Il Ministro delle riforme, Roberto Calderoli, ha cominciato il suo percorso di confronto con la Conferenza delle Regioni: si evidenzia una contrapposizione netta tra soggetti territoriali del Nord, schierati decisamente per una rapida attuazione del federalismo nella sua forma più spinta, mentre invece le istituzioni locali del Mezzogiorno hanno acuito le loro preoccupazioni per il rischio di una perdita ulteriore di centralità e di risorse. Il nodo non è stato sciolto e dovrà essere affrontato nei prossimi mesi: secondo Giorgia, assieme al presidenzialismo.
Anche sulla giustizia si procede per strappi: le dichiarazioni programmatiche del Ministro Carlo Nordio, sono molto decise, non solo in termini di separazione delle carriere tra pubblici ministeri e collegio giudicante, ma anche per la razionalizzazione delle spese per le intercettazioni, fatte salve quelle che riguardano i reati connessi alla mafia ed alla grande criminalità organizzata.
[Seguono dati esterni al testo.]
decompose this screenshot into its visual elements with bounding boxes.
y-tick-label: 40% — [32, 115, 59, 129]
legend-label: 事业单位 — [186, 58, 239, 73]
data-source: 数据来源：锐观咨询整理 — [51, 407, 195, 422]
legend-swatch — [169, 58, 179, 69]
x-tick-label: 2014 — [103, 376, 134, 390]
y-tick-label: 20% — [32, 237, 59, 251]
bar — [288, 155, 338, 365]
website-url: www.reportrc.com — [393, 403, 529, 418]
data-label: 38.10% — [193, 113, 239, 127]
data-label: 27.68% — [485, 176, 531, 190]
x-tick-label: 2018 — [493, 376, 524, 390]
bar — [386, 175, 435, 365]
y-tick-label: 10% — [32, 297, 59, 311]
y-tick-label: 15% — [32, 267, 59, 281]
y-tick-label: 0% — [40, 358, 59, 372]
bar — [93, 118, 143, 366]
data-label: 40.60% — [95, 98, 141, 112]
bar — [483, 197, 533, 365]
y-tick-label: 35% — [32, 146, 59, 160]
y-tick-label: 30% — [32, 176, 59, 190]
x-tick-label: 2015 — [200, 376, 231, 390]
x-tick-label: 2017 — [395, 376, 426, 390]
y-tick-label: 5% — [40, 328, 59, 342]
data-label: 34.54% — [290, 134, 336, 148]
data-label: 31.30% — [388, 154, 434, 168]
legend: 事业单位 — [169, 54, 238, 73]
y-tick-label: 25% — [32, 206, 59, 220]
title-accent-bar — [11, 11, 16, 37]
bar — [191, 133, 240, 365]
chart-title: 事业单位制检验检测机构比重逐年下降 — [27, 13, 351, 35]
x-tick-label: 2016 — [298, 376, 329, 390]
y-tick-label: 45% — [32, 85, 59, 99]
Su questo secondo punto Silvio Berlusconi è intervenuto facendo la ola alle dichiarazioni di Nordio. Ma la maggioranza non ha ancora deciso se assestare un colpo netto in questa direzione, oppure se ricorrere alla tecnica Meloni: sedare, rallentare, concordare.
Ecco, questo è forse il punto principale di questi primi 100 giorni: la Premier ha scelto di adottare una postura moderata, che mira a cucire gli strappi ed a lenire le ferite. E’ una inversione ad U rispetto alla cifra politica con la quale Giorgia Meloni ha caratterizzato la sua carriera politica prima di assumere il ruolo di guida del governo della Repubblica.
Soprattutto in politica internazionale questa rotondità di gestione ha guidato i comportamenti di Giorgia Meloni, nelle sedi europee come nel posizionamento sulla guerra, ed anche nella rete di alleanze che sta costituendo per affrontare la crisi energetica ed il riposizionamento delle fonti di approvvigionamento.
Ma forse hanno ragione i ragazzi che organizzano la grande festa del Mak P 100 alla fine del periodo degli studi, e non all’inizio. Scattare un’istantanea sui comportamenti e sulle caratteristiche solo dopo poco più di tre mesi dall’avvio di una esperienza rischia di essere davvero prematuro per poter comprendere traiettorie e caratteristiche di una esperienza di governo. Forse è proprio da ora in avanti che si dovranno dipanare i nodi più delicati, dal cui scioglimento si potrà ricavare un’immagine adeguata a definire la qualità politica di Giorgia.